Are you considering having a new combi boiler fitted? In the following article, we’ll break down how much different sizes and types of combi boilers would cost and how long the installation work might take.

We’ll also explore other relevant topics such as how you could install one yourself and the possible issues that may arise with installing a combi boiler.

Duration:
0.5-2 Days
Avg price:
£1000-£4500

Introduction to Combi Boilers

A combi boiler comes in one compact unit which simultaneously acts as a central heating boiler and high energy water heater. As a result, they can provide heated water right away which is likely the leading reason for their popularity.

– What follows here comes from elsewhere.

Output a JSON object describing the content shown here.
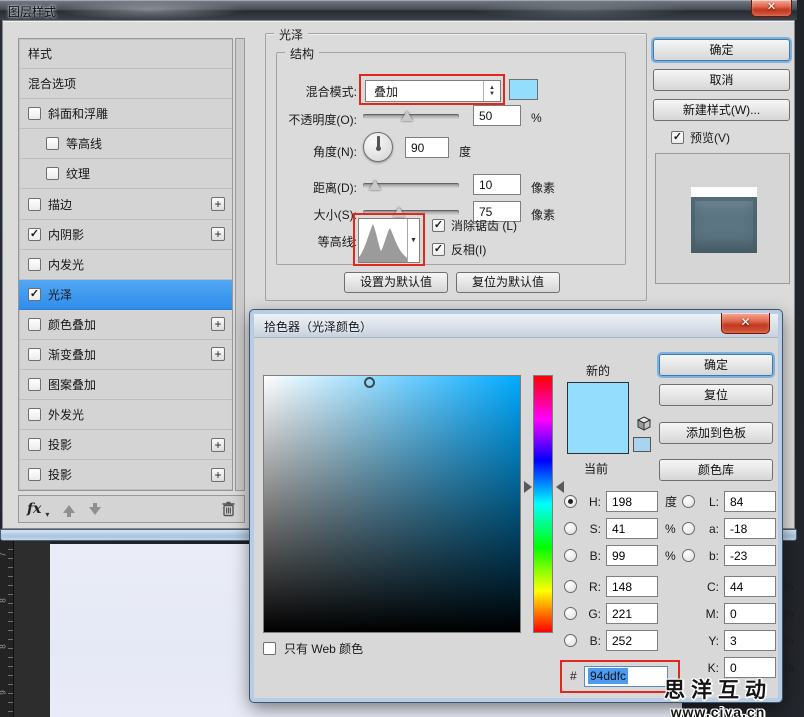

By combining two boiler types, it can also save money on installation costs and bills. This article will prove helpful if you plan to have a combi boiler installed in the near future or would like to know how much it would cost for future reference.



How Much Does Installing a Combi Boiler Cost?

Let’s start by taking a look at the average cost of installing combi boilers based on different type and power output. The price will vary depending on whether you’re having an old combi boiler replaced or if you’re installing a combi boiler in place of another type of boiler.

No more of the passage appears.